It has grown steadily in its tiny 2.5 inch pot for the first few years. It really began to gain size since about 2019 and I finally repotted it into its current 4.2 in round pot last summer. It is a root champion like multis typically are and very thirsty.
That one leaf is as wide as hand!! A huge leaf!
The base of the plant is bumpy so I expect it to spike in the near future. Hopefully large & dark flowers!


----------



## orchid527 (Feb 5, 2022)

Happypaphy7 said:


> It’s a shower time for some of my plants today!
> The smaller plant in the photo below is Cascade Creek x gardineri. Cascade Creek is adductum x Prince Edward of York (rothschildianum x sanderianum).
> I have had this plant since 2016 when it was a first time blooming seedling on a single growth. It has since bloomed six times for me, the most recent one being last month. and there is a new spike coming along nicely with three buds. It always bloomed with two flowers with only one exception when it bloomed with three flowers last year.
> Three of the oldest growths are dead & brown at the center separating the clump into two parts. There is a total of 7 growths, of which 4 are new of different stages of development.
> ...


Your plants look very healthy. I still have several plants from that flask, but none of them have leaves that wide. It does sound like it is likely to bloom in a few months. Mike


----------



## JLOG (Feb 5, 2022)

Happypaphy7 said:


> It’s a shower time for some of my plants today!
> The smaller plant in the photo below is Cascade Creek x gardineri. Cascade Creek is adductum x Prince Edward of York (rothschildianum x sanderianum).
> I have had this plant since 2016 when it was a first time blooming seedling on a single growth. It has since bloomed six times for me, the most recent one being last month. and there is a new spike coming along nicely with three buds. It always bloomed with two flowers with only one exception when it bloomed with three flowers last year.
> Three of the oldest growths are dead & brown at the center separating the clump into two parts. There is a total of 7 growths, of which 4 are new of different stages of development.
> ...


Stunning!! The leaf widht is the widhest I’d never seen. They looks very healhty and a good color leaf


----------



## Happypaphy7 (Feb 5, 2022)

orchid527 said:


> Your plants look very healthy. I still have several plants from that flask, but none of them have leaves that wide. It does sound like it is likely to bloom in a few months. Mike


I'm happy that it has grown so well. Thank you!
Oh, by the way, can I trouble you and ask for the parents' clonal names if you have kept the original cross information?


----------



## Happypaphy7 (Feb 5, 2022)

JLOG said:


> Stunning!! The leaf widht is the widhest I’d never seen. They looks very healhty and a good color leaf


That plant was also grown pretty much the same way as the other plant.
It had it on the windowsill at first (I did not have artificial lights until 2016) then, T8 light the last few years.
I did try natural light on the window area for a few months in 2021. It is back on T8 set up now. Once it spikes, it will move back to the window area. Eventually, it may prove to be a major struggle for me due to its sheer size.


----------



## orchid527 (Feb 5, 2022)

Happypaphy7 said:


> I'm happy that it has grown so well. Thank you!
> Oh, by the way, can I trouble you and ask for the parents' clonal names if you have kept the original cross information?

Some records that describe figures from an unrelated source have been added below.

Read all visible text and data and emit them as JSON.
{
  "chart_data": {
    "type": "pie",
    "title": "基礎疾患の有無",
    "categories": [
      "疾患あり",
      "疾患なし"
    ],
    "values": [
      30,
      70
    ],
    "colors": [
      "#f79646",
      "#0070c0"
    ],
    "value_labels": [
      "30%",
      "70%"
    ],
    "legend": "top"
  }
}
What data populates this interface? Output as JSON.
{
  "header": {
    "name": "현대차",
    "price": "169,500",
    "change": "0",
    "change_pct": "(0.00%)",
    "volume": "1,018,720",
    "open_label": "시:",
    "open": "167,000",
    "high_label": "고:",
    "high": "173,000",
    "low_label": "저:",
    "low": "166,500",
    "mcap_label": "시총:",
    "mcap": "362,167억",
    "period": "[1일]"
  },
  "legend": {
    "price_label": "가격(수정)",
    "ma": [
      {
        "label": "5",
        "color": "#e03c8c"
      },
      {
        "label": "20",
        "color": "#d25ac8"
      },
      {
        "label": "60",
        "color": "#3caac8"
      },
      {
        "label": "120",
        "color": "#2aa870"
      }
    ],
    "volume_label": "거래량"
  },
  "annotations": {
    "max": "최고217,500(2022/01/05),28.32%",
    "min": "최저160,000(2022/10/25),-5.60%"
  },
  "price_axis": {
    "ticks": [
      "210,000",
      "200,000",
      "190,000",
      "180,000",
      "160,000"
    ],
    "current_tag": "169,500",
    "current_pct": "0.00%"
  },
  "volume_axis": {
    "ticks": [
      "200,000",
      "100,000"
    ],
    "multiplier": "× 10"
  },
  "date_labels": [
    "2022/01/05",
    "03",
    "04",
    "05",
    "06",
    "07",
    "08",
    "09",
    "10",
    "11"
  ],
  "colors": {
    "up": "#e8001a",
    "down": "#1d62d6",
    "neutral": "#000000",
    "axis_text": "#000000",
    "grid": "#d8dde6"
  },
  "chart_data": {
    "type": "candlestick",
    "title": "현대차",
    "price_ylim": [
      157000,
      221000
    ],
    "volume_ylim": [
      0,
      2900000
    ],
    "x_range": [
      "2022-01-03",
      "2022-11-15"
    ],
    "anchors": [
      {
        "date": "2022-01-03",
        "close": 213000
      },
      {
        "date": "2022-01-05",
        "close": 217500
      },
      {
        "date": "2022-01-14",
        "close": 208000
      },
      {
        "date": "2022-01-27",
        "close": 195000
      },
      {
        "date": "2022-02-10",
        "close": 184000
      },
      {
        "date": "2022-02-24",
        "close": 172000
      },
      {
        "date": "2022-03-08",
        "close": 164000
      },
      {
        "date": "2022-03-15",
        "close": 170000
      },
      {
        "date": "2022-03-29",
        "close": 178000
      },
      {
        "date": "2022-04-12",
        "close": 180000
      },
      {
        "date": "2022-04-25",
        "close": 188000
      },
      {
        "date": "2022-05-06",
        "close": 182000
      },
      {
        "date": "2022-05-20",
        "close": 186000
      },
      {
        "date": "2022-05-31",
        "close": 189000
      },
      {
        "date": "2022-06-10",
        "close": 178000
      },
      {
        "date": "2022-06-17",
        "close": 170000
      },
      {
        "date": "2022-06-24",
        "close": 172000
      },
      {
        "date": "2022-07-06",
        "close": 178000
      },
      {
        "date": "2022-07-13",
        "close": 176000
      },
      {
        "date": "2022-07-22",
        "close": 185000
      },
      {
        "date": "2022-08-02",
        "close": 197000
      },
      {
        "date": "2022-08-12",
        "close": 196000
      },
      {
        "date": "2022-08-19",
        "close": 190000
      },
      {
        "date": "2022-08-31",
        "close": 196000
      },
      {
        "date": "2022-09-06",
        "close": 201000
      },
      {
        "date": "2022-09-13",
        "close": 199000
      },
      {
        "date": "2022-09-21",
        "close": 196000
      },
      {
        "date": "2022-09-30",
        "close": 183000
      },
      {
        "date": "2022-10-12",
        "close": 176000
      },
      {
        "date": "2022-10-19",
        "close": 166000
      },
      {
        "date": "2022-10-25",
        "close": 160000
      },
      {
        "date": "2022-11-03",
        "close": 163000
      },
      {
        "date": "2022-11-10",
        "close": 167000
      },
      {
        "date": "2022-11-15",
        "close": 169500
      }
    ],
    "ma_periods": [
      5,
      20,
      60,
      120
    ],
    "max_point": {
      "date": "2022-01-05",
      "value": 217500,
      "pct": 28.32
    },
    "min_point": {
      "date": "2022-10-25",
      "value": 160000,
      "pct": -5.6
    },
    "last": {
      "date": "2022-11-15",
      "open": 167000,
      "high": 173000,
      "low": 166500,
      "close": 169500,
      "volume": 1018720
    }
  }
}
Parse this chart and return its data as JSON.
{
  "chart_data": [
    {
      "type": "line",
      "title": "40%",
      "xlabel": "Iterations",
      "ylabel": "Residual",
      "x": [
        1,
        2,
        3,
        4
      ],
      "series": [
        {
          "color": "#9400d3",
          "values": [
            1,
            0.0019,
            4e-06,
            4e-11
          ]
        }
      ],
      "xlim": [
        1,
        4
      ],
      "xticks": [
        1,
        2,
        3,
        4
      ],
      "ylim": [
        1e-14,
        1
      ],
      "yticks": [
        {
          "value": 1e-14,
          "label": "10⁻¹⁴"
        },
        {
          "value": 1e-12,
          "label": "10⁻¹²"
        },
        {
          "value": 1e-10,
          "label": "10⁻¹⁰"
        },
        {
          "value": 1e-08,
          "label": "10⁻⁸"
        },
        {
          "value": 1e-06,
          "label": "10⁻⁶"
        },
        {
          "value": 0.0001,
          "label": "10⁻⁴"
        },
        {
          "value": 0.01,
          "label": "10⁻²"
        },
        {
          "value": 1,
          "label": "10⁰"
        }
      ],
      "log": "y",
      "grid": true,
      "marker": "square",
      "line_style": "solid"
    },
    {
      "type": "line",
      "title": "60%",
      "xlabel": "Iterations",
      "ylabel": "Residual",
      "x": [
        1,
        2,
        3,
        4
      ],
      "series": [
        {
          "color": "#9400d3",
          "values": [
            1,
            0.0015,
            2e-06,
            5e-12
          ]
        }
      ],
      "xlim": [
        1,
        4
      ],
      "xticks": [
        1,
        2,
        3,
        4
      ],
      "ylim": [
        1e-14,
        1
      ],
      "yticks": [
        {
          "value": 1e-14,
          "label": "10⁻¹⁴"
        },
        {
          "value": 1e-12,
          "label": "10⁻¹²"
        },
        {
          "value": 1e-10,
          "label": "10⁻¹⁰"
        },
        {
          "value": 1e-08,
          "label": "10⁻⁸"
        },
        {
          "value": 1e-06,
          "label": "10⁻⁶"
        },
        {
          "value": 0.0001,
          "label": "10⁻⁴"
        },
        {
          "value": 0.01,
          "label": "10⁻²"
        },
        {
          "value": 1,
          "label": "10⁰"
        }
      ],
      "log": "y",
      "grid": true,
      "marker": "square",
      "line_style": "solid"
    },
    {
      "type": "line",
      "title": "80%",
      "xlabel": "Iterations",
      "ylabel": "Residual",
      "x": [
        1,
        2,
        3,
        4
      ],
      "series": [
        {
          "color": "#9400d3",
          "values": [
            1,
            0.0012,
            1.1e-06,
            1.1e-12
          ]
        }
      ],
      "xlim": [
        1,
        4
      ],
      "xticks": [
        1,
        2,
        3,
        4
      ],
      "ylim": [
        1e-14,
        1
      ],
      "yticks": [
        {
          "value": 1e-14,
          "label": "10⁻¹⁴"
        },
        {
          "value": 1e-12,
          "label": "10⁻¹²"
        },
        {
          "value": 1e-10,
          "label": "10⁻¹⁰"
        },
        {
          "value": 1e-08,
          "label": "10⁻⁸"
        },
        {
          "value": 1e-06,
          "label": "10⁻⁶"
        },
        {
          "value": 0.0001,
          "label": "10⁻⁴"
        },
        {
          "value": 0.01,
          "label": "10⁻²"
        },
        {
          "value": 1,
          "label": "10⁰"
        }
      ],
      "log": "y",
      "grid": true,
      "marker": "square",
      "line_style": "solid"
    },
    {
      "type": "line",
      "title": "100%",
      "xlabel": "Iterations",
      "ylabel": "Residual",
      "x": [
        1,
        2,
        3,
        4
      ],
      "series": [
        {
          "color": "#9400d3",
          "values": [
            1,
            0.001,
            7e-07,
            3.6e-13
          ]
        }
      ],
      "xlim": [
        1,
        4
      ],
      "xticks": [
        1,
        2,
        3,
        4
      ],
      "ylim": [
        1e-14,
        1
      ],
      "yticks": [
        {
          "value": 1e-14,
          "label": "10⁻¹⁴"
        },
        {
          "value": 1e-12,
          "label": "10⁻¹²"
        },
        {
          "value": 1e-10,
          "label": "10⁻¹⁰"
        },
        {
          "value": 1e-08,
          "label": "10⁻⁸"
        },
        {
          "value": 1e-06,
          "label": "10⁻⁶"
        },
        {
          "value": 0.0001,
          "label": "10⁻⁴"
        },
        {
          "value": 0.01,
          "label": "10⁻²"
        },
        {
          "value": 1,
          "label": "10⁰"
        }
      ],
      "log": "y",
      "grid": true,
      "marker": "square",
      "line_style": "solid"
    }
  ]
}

I believe the roth is "Red Sea". The anitum is definitely "Ace" AM/AOS. Mike


----------



## Happypaphy7 (Feb 5, 2022)

orchid527 said:


> I believe the roth is "Red Sea". The anitum is definitely "Ace" AM/AOS. Mike


Thank you very much!


----------



## Redtwist (Feb 6, 2022)

Lovely looking, healthy plants. I have one of the same WBW cross from Sam - such a vigorous grower! Here’s what you can expect (or similar)


----------



## Happypaphy7 (Feb 6, 2022)

I'd be very happy to bloom something like that!


----------